В шеренге девочек кто-то тихо прыснул.
Максаков молчал.
— Отправляйся домой! — коротко приказал Иван Сергеевич.
Максаков открыл было рот, желая что-то сказать в свое оправдание, но лишь вздохнул, молча взял дневник и, провожаемый взглядами ребят, быстро покинул зал. Он знал — возражать бесполезно. Тренер был в таких случаях неумолим. У него существовал закон: получивший «двойку» на две недели лишался права посещать бассейн.
Если ученик за две недели исправлял «двойку» — милости просим, приходи. Не исправил — не появляйся в бассейне еще две недели. Того, кто и после месяца не улучшал своей успеваемости, Иван Сергеевич навсегда отчислял из школы плавания.
— Не выйдет из тебя ничего путного! — сурово говорил он в таких случаях. — Лентяи всегда идут ко дну!

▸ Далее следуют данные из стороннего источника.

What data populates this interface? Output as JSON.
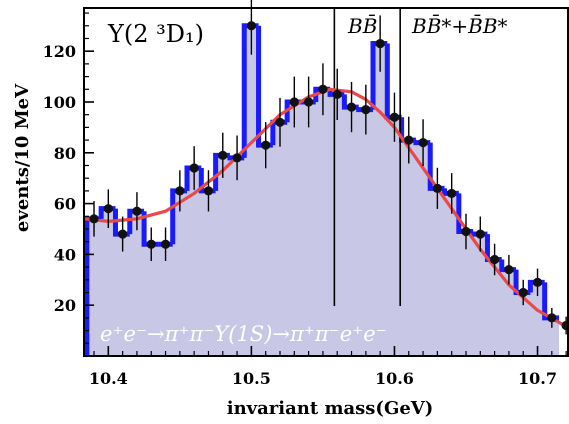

Максаков ушел, а Иван Сергеевич продолжал проверять отметки. Он начал с левого фланга и теперь приближался к Кочетову, который был самым старшим и самым высоким в группе и стоял правофланговым.
Ребята охотно протягивали тренеру дневники: больше ни у кого «двоек» не оказалось. Леня тоже уверенно подал Ивану Сергеевичу свой дневник. Там было только две «четверки», а остальные — «пятерки». Но Иван Сергеевич почему-то долго и пристально разглядывал его.
«В чем дело?» — встревожился Леня.
Наконец Иван Сергеевич вернул дневник:
— Зайдешь ко мне после занятий!
Плавая, Леня все время старался догадаться, зачем его зовет тренер. Кажется, ни в чем не провинился?!
После занятий Леня поднялся на второй этаж, в кабинет Галузина. Это была большая комната. Стены ее от пола до потолка были покрыты масляной краской. На стене, напротив двери, висел лозунг: «Советские пловцы должны быть лучшими в мире!» Кроме лозунга, простого письменного стола и нескольких стульев, в кабинете ничего не было, поэтому просторная светлая комната казалась еще больше.
— Надо нам серьезно потолковать, — сказал Иван Сергеевич. Он вышел из-за стола и сел рядом с Кочетовым.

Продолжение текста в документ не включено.